Изначально Константинополь — вернее, Византий — был посвящен вовсе не Богородице, а Рее как Тюхе города. Богиня судьбы олицетворяла в данном случае городские постановления, законы и политическую самостоятельность того или иного греческого полиса. Многие города желали видеть Тюхе своей покровительницей: Эфес, Смирна, Никея, Тарсос[1570]
. Однако первыми ей были посвящены Афины, где роль Тюхе исполняла сама Афина Паллада. Данное обстоятельство было хорошо известно византийским историкам: еще в V в. Зосима в своей «Новой истории» рассказывал, как гунны во главе с Аларихом не смогли в 396 г. захватить Афины, поскольку увидели на городской стене саму богиню в полном боевом доспехе[1571]. Неудивительно, что со временем Афина «подменила» собой Тюхе и в роли защитницы Константинополя. А в XII в. Никита Хониат уже сравнивал с «мнимой девственницей» Минервой «истинную» Деву Марию[1572].Не менее важной оказывалась связь между Афиной и Богородицей через ткачество. С точки зрения византийских богословов, прядение Марией пурпура возвещало творение тела ее будущего Младенца из собственной крови[1573]

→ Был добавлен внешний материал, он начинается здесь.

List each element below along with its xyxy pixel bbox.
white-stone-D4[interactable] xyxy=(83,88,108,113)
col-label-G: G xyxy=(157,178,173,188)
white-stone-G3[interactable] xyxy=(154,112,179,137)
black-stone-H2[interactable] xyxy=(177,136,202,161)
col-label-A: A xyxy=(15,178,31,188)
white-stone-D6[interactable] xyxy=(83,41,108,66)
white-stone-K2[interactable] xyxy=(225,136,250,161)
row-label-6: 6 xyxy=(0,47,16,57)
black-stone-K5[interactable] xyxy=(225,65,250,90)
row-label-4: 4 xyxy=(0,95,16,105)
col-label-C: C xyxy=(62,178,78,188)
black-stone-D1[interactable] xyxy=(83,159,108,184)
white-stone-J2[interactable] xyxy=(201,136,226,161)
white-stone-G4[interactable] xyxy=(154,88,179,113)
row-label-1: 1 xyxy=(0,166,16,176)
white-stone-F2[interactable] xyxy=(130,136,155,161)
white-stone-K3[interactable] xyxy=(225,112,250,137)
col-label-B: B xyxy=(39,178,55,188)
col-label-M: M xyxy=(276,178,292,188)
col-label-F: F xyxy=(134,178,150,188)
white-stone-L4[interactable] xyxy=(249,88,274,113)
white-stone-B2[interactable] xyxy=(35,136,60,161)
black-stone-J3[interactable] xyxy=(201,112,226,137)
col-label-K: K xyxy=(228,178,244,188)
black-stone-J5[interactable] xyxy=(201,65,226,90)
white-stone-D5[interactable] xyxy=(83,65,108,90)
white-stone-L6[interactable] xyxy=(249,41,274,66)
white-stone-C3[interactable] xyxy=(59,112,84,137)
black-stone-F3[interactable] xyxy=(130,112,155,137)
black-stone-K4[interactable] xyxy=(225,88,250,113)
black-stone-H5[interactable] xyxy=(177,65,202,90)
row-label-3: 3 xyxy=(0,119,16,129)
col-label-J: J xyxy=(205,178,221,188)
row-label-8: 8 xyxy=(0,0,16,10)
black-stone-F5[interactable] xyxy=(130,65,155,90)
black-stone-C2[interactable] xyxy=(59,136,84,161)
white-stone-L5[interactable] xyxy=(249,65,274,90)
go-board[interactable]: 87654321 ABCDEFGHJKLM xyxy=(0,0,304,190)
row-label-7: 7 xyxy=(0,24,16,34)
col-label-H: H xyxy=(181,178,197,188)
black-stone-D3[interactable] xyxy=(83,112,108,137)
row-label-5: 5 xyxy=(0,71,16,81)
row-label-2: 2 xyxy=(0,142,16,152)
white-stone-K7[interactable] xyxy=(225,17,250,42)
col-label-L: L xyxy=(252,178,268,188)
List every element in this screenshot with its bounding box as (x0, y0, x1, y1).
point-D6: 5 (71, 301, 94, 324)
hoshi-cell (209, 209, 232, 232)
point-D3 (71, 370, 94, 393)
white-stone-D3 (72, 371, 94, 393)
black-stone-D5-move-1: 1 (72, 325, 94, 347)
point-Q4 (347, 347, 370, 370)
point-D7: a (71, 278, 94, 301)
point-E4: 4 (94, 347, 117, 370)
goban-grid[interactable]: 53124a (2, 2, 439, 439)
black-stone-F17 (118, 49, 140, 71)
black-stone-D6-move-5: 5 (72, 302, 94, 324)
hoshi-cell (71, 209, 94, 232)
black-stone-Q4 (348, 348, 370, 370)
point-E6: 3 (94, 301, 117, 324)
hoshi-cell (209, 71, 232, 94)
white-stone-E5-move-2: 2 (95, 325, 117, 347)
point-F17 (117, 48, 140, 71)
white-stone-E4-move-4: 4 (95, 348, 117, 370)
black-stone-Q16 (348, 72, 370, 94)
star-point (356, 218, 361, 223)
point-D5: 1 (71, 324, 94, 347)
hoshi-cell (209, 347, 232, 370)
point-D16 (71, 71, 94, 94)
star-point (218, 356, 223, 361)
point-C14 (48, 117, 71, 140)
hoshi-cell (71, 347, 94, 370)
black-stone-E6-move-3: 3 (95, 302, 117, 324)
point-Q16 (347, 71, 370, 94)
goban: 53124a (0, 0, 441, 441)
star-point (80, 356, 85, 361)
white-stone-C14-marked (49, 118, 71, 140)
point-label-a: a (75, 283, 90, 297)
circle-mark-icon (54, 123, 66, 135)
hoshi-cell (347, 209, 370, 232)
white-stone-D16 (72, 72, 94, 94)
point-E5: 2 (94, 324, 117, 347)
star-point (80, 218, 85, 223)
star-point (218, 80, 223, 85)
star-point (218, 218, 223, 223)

. Тема явления Христа как защитника, Спасителя всего человечества и роли в этом процессе Марии нашла и свое иконографическое воплощение. В VI–VII вв. в греко-восточной иконописи сложился так называемый тип Богородицы со щитом (медальоном), перешедший затем в византийское и западноевропейское искусство и сохранившийся вплоть до XVI в.[1574]. Особенность его заключалась в том, что Богоматерь поддерживала здесь не сидящего у нее на руках Младенца (Спаса Эммануила), но некий белый или голубоватый ореол с его изображением — как будто металлический щит с рельефом, прообразом которого выступал, вероятно, «обетный щит» (clipeum) императора[1575]. (Илл. 22) Н. П. Кондаков не приводил никаких соображений относительно богословских истоков данного иконографического типа, однако мне представляется, что мы имеем дело с развитием темы защиты рода человеческого — защиты, которая могла воспоследовать не только от самого Христа, но и от Его матери. Щит, который она сжимала в руках и который в греческой культуре являлся самым ярким выражением daidala, не только подчеркивал эту мысль, но и связывал воедино идею покровительства с идеей приверженности Марии ремеслу ткачества.Близость этих двух функций в случае Богородицы подтверждалась и изображением так называемой Virgo militons
(рубеж VIII–IX вв.), на котором она была представлена в доспехах римского воина, с крестом-скипетром (отсылавшим к иконографическому типу Christus militons, символу не только победы над смертью, но и защиты грешников в сцене Сошествия в ад[1576]), но при этом сжимавшей в левой руке два веретена. (Илл. 23) Присланная, как известно, в подарок Карлу Великому от имени императрицы Ирины (797–802)[1577], данная костяная табличка свидетельствовала, что интересующая нас аналогия была известна и понятна не только в Византии, но и в Западной Европе. Образ воинствующей Богородицы редко, но фиксировался здесь в иконографических источниках. Наибольший интерес из них представляет для нас образ Девы Марии в центральной части так называемого Алтаря Альбрехта, заказанного королем Альбрехтом II Габсбургом для церкви кармелиток в Вене. Алтарь «У девяти ангельских хоров» изготовили около 1439 г.[1578] Богоматерь была представлена на нем в доспехах, рядом со столпом Давидовым, «сооруженным для оружий»[1579]. По мнению М. Уорнер, Мария уподоблялась здесь невесте из «Песни песней» — «блистающей, как заря, прекрасной, как луна, светлой, как солнце, грозной, как полки со знаменами»[1580]. Именно это изображение, как отмечала английская исследовательница, долгое время считалось еще одним «портретом» Жанны д’Арк[1581]. (Илл. 24) Однако еще большее распространение получила в средневековом искусстве сцена Благовещения, в которой Мария была представлена с пряжей, веретеном или прялкой. Иногда она изображалась даже с ткацким станком, как на парной миниатюре из французского «Часослова» XV в. (Илл. 25–26) Этот иконографический тип, на мой взгляд, имел византийское происхождение и опирался на цитировавшийся выше пассаж из «Протоевангелия Иакова».